Previous large studies have seen similar low levels of folic acid intake. For example, a study of nearly half a million women in England and the Isle of Man found less than 1 in 3 women had taken folic acid supplements before pregnancy.

 

What is the current advice for folic acid supplements?

Women planning a pregnancy (ideally two to three months before conception) are advised to take a 400-microgram supplement of folic acid until the 12th week of pregnancy.

Women with diabetes and those who have had a pregnancy previously affected by NTDs may need a 500-microgram supplement. For more information on who may need higher doses, see the National Health Service.

The advice for taking a supplement is in addition to eating foods rich in folate, the natural form of folic acid. Top sources of folate include green leafy vegetables, citrus fruits, beans and legumes, yeast extract and fortified foods. Eating these foods alone will not meet the demands of a pregnant women and their developing baby.

For more information, the British Dietetic Association (BDA) have produced a factsheet on folic acid.

 

Folic acid fortification: the UK needs to get up to speed

Over 80 countries have introduced mandatory fortification of flour with folic acid, to help reduce the number of babies affected with NTDs.

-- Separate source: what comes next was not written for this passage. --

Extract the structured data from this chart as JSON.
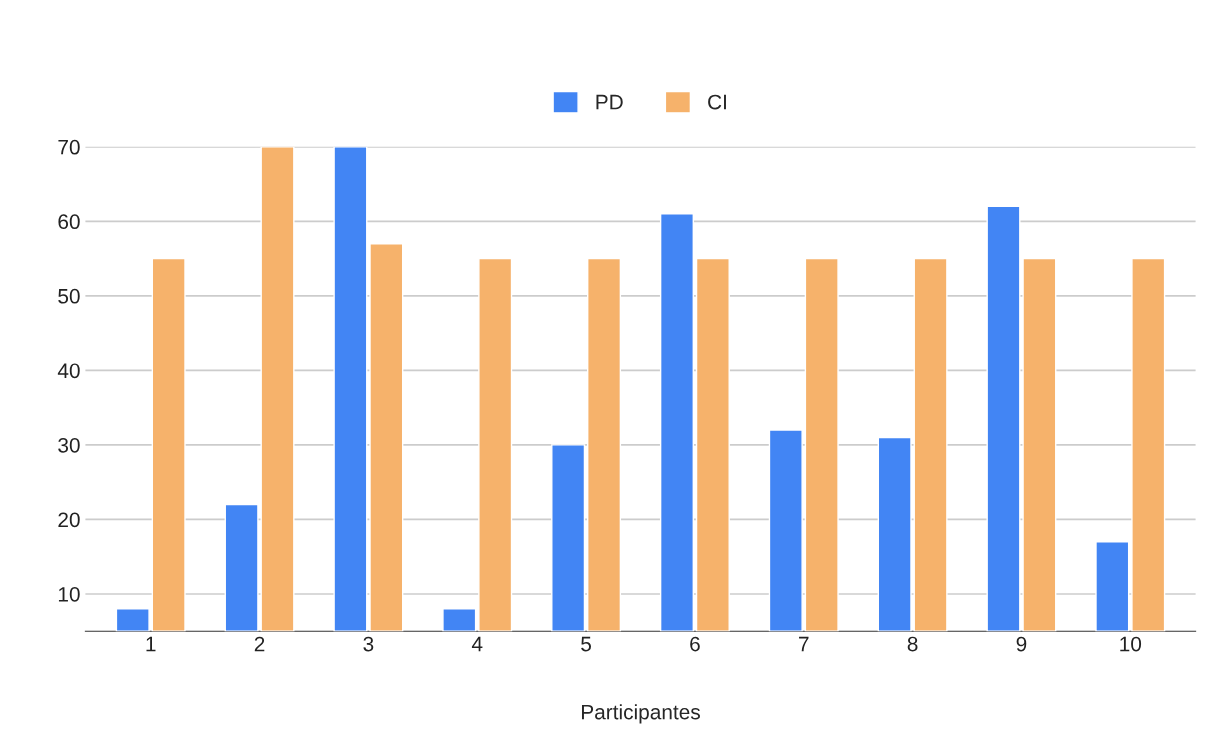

The UK hasn’t yet followed suit. In 2002, the Food Standards Agency (FSA) advised against mandatory fortification because folic acid supplements were believed to mask the anaemia caused by B12 deficiency (which causes ongoing nerve damage) and lead to an increased risk of colon cancer in certain groups.

However, more recent research has found no significant links between high doses of folic acid and cancer. In addition, countries that already have mandatory folic acid flour fortification in place haven’t seen an increase in people developing nerve damage as a result of B12 deficiency.

Highlighting the benefits, the US has seen a 23% fall in pregnancies with NTDs since the policy was introduced in 1998. A 2016 study published in the British Medical Journal estimated that 2,000 pregnancies associated with NTDs would have been prevented if the UK had adopted the same fortification as the US from 1998.

The most recent update from the Scientific Advisory Committee on Nutrition, which considers all the evidence for and against folic acid supplementation, echoed previous advice they had given supporting mandatory fortification of flour with folic acid in the UK. The FSA also now support mandatory fortification. Unfortunately, the UK government has remained unwilling to introduce regulation.

The BDA have information on how their members can help support the introduction of folic acid fortification to put pressure on the UK government.

 

What’s next for folic acid intake?

Folic acid plays a crucial role for the prevention of NTDs in babies but many women are not taking the recommended supplement before pregnancy.

In response to their findings, Tommy’s have created a new online tool, Planning for Pregnancy, which helps women plan for healthy pregnancies. It was created alongside the Royal College of Obstetricians and Gynaecologists, Public Health England and the UCL Institute for Women’s Health. The tool provides advice on folic acid and other factors involved for a healthy pregnancy and will hopefully prove to be a useful resource for women planning to become pregnant. Dietitians, nutritionists and all involved in food and health communications have a role in promoting such resources.

At a policy level, we hope to see the UK government enforce mandatory fortification of flour in the UK as a simple way to increase folic acid for everyone, in light of the wealth of evidence to support the measure.

Of course, in addition to taking folic acid pre-conception, there are other points to be aware of to help ensure a healthy pregnancy including avoidance of smoking, avoiding alcohol, being a healthy weight before pregnancy (BMI between 18.5kg/m2 and 24.9kg/m2) and engaging in regular moderate exercise.